都合がいいことに、堀さんは人付き合いが苦手なようで、仲の良い友達もいないらしい。強面だし。そりゃ避けられるわ。
「佐伯、お前、どう思う?巣山先生について」
「巣山先生ねぇ……。生徒からの評判はいいよ。とても。数学を担当してるんだが、分かりやすいし、親しみやすいのが売りだそうだ」
「そうじゃなくて、怪しいとか、裏があるとか、そういうことで」
「一言でいえば、全くもって普通だ。普通すぎる先生だな」
「堀さんはどう?何か感じることはない?」
「ない」
短い返事。

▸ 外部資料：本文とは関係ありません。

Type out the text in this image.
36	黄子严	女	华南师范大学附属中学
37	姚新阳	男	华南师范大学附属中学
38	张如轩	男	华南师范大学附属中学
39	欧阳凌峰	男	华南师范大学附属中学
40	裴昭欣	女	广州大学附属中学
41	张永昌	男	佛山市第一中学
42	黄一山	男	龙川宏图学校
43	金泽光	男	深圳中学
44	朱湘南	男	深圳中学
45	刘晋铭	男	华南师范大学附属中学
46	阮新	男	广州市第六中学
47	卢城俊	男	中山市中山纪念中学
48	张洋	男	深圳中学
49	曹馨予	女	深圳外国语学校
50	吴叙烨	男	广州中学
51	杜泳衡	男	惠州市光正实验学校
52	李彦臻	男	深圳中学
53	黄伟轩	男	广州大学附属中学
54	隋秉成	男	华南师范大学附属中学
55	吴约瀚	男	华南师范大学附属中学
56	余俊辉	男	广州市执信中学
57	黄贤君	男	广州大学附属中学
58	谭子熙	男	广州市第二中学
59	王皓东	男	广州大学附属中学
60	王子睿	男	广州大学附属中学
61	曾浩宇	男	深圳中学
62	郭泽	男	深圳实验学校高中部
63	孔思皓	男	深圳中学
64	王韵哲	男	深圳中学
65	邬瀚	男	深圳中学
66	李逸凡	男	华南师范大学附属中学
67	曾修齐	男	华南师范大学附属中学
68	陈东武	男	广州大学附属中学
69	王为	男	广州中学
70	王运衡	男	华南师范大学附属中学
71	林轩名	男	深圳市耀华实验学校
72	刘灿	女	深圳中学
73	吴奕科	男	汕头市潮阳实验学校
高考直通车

速答。
「普通すぎるけど、やっぱり拳銃を持ち出したってのはやばい。それに、教室めちゃくちゃにするってそんな簡単にできないよ。僕はできれば関わりたくもない」
佐伯は引っ込む。
「佐伯、お前は部長だ。それはダメ」
それにしても不思議な点が多い。巣山先生があんなことをした動機。そしてあのメッセージ。
「二人とも、今日は暇だよな?」
佐伯も堀さんもうなずく。
「尾行してみよう、何かわかるかも」
いや、どうしてそうなる、とは誰も言わなかった。やはり、気になっているのだろう。